Bertone e i suoi uomini si interrogano. Non da oggi, in realtà. È da mesi che Oltretevere – e, in particolare, nella Terza loggia del Palazzo apostolico, dove si trovano gli appartamenti di Ratzinger – si osserva con crescente preoccupazione l’avvitarsi della crisi politica e istituzionale italiana. Berlusconi è stato per lunghi anni un alleato sicuro, ma, dall’affaire Boffo in poi, è emerso un temperamento sempre meno affidabile e sempre più impresentabile. In Vaticano nessuno rinuncerebbe allo stimatissimo Gianni Letta, se non fosse legato a doppio filo con il presidente del Consiglio. Nessuno vuole offrire il fianco a una sinistra scompaginata o a certe iniziative ritenute avventate della magistratura. Ma, senza strappi e senza annunci, è iniziata da mesi una strategia di sganciamento da Palazzo Chigi.
Ridotte al minimo le possibilità di incontro tra Berlusconi e il Papa, Oltretevere si inizia a immaginare un dopo-Berlusconi. Con la remota speranza che, un domani, un cattolico “doc” come Pier Ferdinando Casini possa sostituirlo alla guida del Governo. Ma con l’intenzione di individuare già oggi validi interlocutori nella maggioranza. Come i cattolicissimi Maurizio Sacconi ed Eugenia Roccella, ieri fautori di culture distanti dalla Chiesa (socialista l’uno, radicale l’altra), ma oggi araldi della difesa dei “principi non negoziabili”. Come il ministro degli Esteri Franco Frattini, uomo affabile che non poco si è speso, anche in Europa, per la difesa dei cristiani perseguitati nel mondo. Come il governatore lombardo Roberto Formigoni, pur considerato più fedele alla sua “parrocchia” ciellina che alla Chiesa universale.

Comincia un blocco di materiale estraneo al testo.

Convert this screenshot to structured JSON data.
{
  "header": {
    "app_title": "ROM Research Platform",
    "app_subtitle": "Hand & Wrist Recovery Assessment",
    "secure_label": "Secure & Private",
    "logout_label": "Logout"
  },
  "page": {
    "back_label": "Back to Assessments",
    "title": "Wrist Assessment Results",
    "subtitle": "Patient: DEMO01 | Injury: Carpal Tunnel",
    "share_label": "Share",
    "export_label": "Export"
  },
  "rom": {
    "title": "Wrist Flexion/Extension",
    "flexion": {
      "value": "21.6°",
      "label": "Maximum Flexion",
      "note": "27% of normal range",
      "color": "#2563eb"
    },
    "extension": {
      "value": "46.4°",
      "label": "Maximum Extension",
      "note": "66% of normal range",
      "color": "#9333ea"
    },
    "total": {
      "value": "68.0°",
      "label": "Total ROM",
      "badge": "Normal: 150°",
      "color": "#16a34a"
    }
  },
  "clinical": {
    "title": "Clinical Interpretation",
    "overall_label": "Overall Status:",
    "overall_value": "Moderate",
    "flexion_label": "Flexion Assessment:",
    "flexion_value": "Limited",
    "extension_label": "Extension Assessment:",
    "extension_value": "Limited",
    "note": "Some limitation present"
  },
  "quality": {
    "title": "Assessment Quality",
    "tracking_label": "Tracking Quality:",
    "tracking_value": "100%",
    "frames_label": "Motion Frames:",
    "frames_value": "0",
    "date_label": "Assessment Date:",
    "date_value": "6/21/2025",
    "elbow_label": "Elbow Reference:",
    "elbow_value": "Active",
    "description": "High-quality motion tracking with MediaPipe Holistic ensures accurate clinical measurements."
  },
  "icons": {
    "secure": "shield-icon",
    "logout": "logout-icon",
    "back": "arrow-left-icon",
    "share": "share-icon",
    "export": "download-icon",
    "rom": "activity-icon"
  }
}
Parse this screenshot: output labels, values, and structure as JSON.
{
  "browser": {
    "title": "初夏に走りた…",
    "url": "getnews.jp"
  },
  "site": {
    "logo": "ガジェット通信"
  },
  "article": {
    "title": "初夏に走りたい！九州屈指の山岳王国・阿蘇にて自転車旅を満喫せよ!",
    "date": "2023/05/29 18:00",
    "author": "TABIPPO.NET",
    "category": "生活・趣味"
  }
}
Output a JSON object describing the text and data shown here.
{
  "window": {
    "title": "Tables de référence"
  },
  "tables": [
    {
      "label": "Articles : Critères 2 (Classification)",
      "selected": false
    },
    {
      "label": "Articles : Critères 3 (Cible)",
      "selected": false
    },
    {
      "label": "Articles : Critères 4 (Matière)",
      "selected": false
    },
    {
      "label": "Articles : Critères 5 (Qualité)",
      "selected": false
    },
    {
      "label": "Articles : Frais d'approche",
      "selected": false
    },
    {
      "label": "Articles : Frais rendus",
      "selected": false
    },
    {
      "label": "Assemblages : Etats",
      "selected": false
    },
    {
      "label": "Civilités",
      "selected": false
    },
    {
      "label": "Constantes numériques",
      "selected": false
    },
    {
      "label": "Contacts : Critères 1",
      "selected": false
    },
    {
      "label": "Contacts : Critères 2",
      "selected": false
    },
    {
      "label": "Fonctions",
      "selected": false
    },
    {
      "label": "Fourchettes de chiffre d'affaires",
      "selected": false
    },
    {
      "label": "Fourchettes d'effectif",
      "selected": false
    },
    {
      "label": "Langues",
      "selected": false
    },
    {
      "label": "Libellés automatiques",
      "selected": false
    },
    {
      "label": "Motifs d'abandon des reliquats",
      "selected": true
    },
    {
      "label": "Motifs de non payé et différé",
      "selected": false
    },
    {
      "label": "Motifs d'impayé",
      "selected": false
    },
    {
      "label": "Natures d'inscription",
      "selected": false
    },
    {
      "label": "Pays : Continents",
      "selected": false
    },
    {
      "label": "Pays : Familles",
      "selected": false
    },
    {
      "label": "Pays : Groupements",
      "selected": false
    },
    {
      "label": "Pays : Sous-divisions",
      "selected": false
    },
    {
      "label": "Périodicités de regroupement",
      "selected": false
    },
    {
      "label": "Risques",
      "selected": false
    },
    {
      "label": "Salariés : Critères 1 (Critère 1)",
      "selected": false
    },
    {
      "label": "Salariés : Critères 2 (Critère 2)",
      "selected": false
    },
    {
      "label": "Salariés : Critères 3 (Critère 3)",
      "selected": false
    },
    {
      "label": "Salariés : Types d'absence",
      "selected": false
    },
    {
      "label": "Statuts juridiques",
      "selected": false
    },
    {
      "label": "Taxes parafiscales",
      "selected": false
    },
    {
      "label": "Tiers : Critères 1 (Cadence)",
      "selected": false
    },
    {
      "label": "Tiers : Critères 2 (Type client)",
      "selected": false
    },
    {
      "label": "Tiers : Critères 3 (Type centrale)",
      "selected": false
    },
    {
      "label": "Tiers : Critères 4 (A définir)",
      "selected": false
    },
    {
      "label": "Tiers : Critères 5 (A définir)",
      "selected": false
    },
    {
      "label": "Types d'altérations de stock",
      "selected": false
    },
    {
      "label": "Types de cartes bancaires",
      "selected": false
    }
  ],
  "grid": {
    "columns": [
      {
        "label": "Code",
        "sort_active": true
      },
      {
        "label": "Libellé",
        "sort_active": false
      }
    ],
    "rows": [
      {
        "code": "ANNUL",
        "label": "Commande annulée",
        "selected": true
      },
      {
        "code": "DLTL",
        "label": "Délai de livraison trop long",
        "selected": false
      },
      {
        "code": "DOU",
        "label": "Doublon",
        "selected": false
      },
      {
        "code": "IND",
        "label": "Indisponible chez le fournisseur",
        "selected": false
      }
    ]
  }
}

O, soprattutto, come Giulio Tremonti. Il Papa lo stima personalmente, lo ha ricevuto più di una volta – accompagnato da Gotti Tedeschi – per colloqui riservati negli appartamenti pontifici, lo chiama “il professore” e scambia con lui un carteggio su temi di etica e di politica. L’ipotesi che ci sia l’ombra di Tremonti dietro la caduta di Geronzi o dietro altri sgambetti a Gianni Letta rafforza solo l’impressione che il ministro dell’Economia sia destinato ad un futuro da protagonista nella politica italiana. Quanto al suo legame con la Lega, in Vaticano si tende a relegare in un passato remoto i tempi in cui Bossi tuonava contro i “vescovoni” e sbandierava riti e simboli celtici. Lo si è visto con l’emergenza immigrazione. Mentre Napolitano invitava a non drammatizzare lo scontro tra l’Italia e l’Europa, mentre l’opposizione denunciava le politiche discriminatorie del ministro dell’Interno Maroni, mentre Frattini frenava sui propositi bellicosi del Carroccio, Bertone ha tuonato contro Bruxelles. Se non era un assist alla Lega, era un segnale di fumo a Tremonti.